Case Compass, social services case management toolkit
World Bank Group, Rapid Social Response
A set of tools that the World Bank makes available to social service practitioners in any country with the aim of facilitating their work, promoting the social protection actions of governments and improving case management services.
Case management is a social protection strategy that meets the needs of a wide range of populations. It is a goal-based and highly user-centred process, requiring assessment of the needs of the user. In the case of social services, the most frequent targets are low-income families, unemployed or jobseekers, children and the elderly. Social workers are responsible for supporting these people in solving individual or family problems, facilitating their access to services through an agreed action plan.
To facilitate case management, the Case Compass tools include catalogues of available programmes, forms for assessment and design of intervention plans with families, manuals to support each phase of the intervention cycle, protocols and referral mechanisms, and support material for daily social work practice. In this way, the World Bank aims to support local social service operators and provide them with the possibility to adapt the tools to their specific context.
Case Compass also offers a prototype –the Case Management Information System (CMIS)– which provides information on beneficiaries and collects and details the progress of any intervention or referral in internal or third party services. Finally, Case Compass offers personalised advice to social services teams to set up and run the platform’s tools.

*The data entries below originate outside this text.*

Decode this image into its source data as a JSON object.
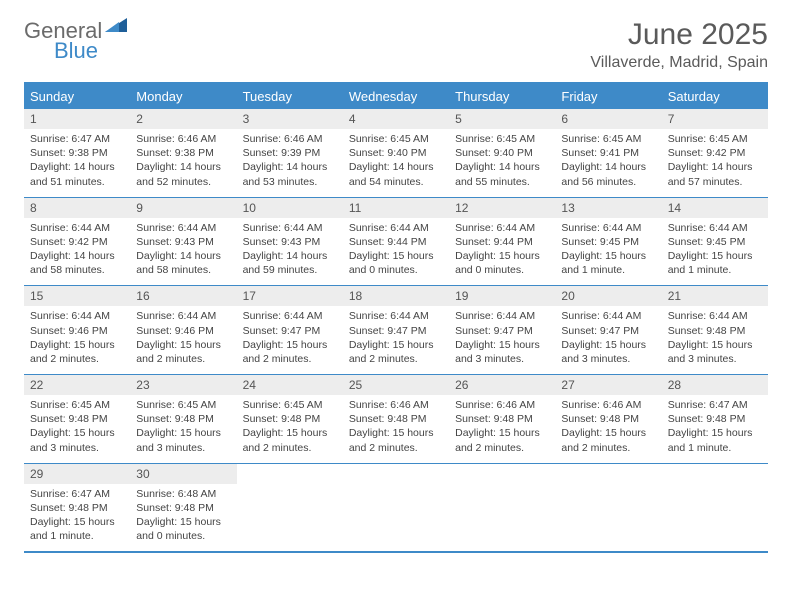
{
  "logo": {
    "word1": "General",
    "word2": "Blue",
    "color1": "#6b6b6b",
    "color2": "#3e8ac8"
  },
  "title": "June 2025",
  "location": "Villaverde, Madrid, Spain",
  "colors": {
    "accent": "#3e8ac8",
    "header_bg": "#3e8ac8",
    "header_text": "#ffffff",
    "daynum_bg": "#ededed",
    "body_text": "#444444",
    "page_bg": "#ffffff"
  },
  "typography": {
    "title_fontsize": 30,
    "location_fontsize": 16,
    "dayheader_fontsize": 13,
    "body_fontsize": 10.5
  },
  "grid": {
    "columns": 7,
    "rows": 5
  },
  "day_headers": [
    "Sunday",
    "Monday",
    "Tuesday",
    "Wednesday",
    "Thursday",
    "Friday",
    "Saturday"
  ],
  "weeks": [
    [
      {
        "num": "1",
        "sunrise": "Sunrise: 6:47 AM",
        "sunset": "Sunset: 9:38 PM",
        "daylight": "Daylight: 14 hours and 51 minutes."
      },
      {
        "num": "2",
        "sunrise": "Sunrise: 6:46 AM",
        "sunset": "Sunset: 9:38 PM",
        "daylight": "Daylight: 14 hours and 52 minutes."
      },
      {
        "num": "3",
        "sunrise": "Sunrise: 6:46 AM",
        "sunset": "Sunset: 9:39 PM",
        "daylight": "Daylight: 14 hours and 53 minutes."
      },
      {
        "num": "4",
        "sunrise": "Sunrise: 6:45 AM",
        "sunset": "Sunset: 9:40 PM",
        "daylight": "Daylight: 14 hours and 54 minutes."
      },
      {
        "num": "5",
        "sunrise": "Sunrise: 6:45 AM",
        "sunset": "Sunset: 9:40 PM",
        "daylight": "Daylight: 14 hours and 55 minutes."
      },
      {
        "num": "6",
        "sunrise": "Sunrise: 6:45 AM",
        "sunset": "Sunset: 9:41 PM",
        "daylight": "Daylight: 14 hours and 56 minutes."
      },
      {
        "num": "7",
        "sunrise": "Sunrise: 6:45 AM",
        "sunset": "Sunset: 9:42 PM",
        "daylight": "Daylight: 14 hours and 57 minutes."
      }
    ],
    [
      {
        "num": "8",
        "sunrise": "Sunrise: 6:44 AM",
        "sunset": "Sunset: 9:42 PM",
        "daylight": "Daylight: 14 hours and 58 minutes."
      },
      {
        "num": "9",
        "sunrise": "Sunrise: 6:44 AM",
        "sunset": "Sunset: 9:43 PM",
        "daylight": "Daylight: 14 hours and 58 minutes."
      },
      {
        "num": "10",
        "sunrise": "Sunrise: 6:44 AM",
        "sunset": "Sunset: 9:43 PM",
        "daylight": "Daylight: 14 hours and 59 minutes."
      },
      {
        "num": "11",
        "sunrise": "Sunrise: 6:44 AM",
        "sunset": "Sunset: 9:44 PM",
        "daylight": "Daylight: 15 hours and 0 minutes."
      },
      {
        "num": "12",
        "sunrise": "Sunrise: 6:44 AM",
        "sunset": "Sunset: 9:44 PM",
        "daylight": "Daylight: 15 hours and 0 minutes."
      },
      {
        "num": "13",
        "sunrise": "Sunrise: 6:44 AM",
        "sunset": "Sunset: 9:45 PM",
        "daylight": "Daylight: 15 hours and 1 minute."
      },
      {
        "num": "14",
        "sunrise": "Sunrise: 6:44 AM",
        "sunset": "Sunset: 9:45 PM",
        "daylight": "Daylight: 15 hours and 1 minute."
      }
    ],
    [
      {
        "num": "15",
        "sunrise": "Sunrise: 6:44 AM",
        "sunset": "Sunset: 9:46 PM",
        "daylight": "Daylight: 15 hours and 2 minutes."
      },
      {
        "num": "16",
        "sunrise": "Sunrise: 6:44 AM",
        "sunset": "Sunset: 9:46 PM",
        "daylight": "Daylight: 15 hours and 2 minutes."
      },
      {
        "num": "17",
        "sunrise": "Sunrise: 6:44 AM",
        "sunset": "Sunset: 9:47 PM",
        "daylight": "Daylight: 15 hours and 2 minutes."
      },
      {
        "num": "18",
        "sunrise": "Sunrise: 6:44 AM",
        "sunset": "Sunset: 9:47 PM",
        "daylight": "Daylight: 15 hours and 2 minutes."
      },
      {
        "num": "19",
        "sunrise": "Sunrise: 6:44 AM",
        "sunset": "Sunset: 9:47 PM",
        "daylight": "Daylight: 15 hours and 3 minutes."
      },
      {
        "num": "20",
        "sunrise": "Sunrise: 6:44 AM",
        "sunset": "Sunset: 9:47 PM",
        "daylight": "Daylight: 15 hours and 3 minutes."
      },
      {
        "num": "21",
        "sunrise": "Sunrise: 6:44 AM",
        "sunset": "Sunset: 9:48 PM",
        "daylight": "Daylight: 15 hours and 3 minutes."
      }
    ],
    [
      {
        "num": "22",
        "sunrise": "Sunrise: 6:45 AM",
        "sunset": "Sunset: 9:48 PM",
        "daylight": "Daylight: 15 hours and 3 minutes."
      },
      {
        "num": "23",
        "sunrise": "Sunrise: 6:45 AM",
        "sunset": "Sunset: 9:48 PM",
        "daylight": "Daylight: 15 hours and 3 minutes."
      },
      {
        "num": "24",
        "sunrise": "Sunrise: 6:45 AM",
        "sunset": "Sunset: 9:48 PM",
        "daylight": "Daylight: 15 hours and 2 minutes."
      },
      {
        "num": "25",
        "sunrise": "Sunrise: 6:46 AM",
        "sunset": "Sunset: 9:48 PM",
        "daylight": "Daylight: 15 hours and 2 minutes."
      },
      {
        "num": "26",
        "sunrise": "Sunrise: 6:46 AM",
        "sunset": "Sunset: 9:48 PM",
        "daylight": "Daylight: 15 hours and 2 minutes."
      },
      {
        "num": "27",
        "sunrise": "Sunrise: 6:46 AM",
        "sunset": "Sunset: 9:48 PM",
        "daylight": "Daylight: 15 hours and 2 minutes."
      },
      {
        "num": "28",
        "sunrise": "Sunrise: 6:47 AM",
        "sunset": "Sunset: 9:48 PM",
        "daylight": "Daylight: 15 hours and 1 minute."
      }
    ],
    [
      {
        "num": "29",
        "sunrise": "Sunrise: 6:47 AM",
        "sunset": "Sunset: 9:48 PM",
        "daylight": "Daylight: 15 hours and 1 minute."
      },
      {
        "num": "30",
        "sunrise": "Sunrise: 6:48 AM",
        "sunset": "Sunset: 9:48 PM",
        "daylight": "Daylight: 15 hours and 0 minutes."
      },
      null,
      null,
      null,
      null,
      null
    ]
  ]
}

The World Bank made a commitment in 2017 to help governments around the world develop effective case management and information systems for social workers. Following an experience of collaborating with and advising several governments, such as Chile, Italy or Greece, it saw the interest and need to develop the Case Compass toolkit.
Level of implementation
From this toolkit, the World Bank has helped to promote inclusion and poverty reduction goals effectively in several countries. It has contributed to improving social protection systems to raise living standards in countries. A concrete example is its assistance to Italy and Greece in implementing the Minimum Income Guarantee programme, which has been successful and has provided lessons for other projects in other regions. In Italy, the Minimum Income Guarantee programme has been in place since 2018, with the World Bank being an important facilitator in the exchange of information between the local, central and global levels, listening to needs and conducting extensive interviews.
The World Bank has shown a transparent and efficient design in this type of interventions, providing training and resources to the operators involved. The web platform has been very well received with more than 700,000 visits per year and more than 30,000 users. Of these, 11,000 are social workers, which demonstrates its usefulness and impact.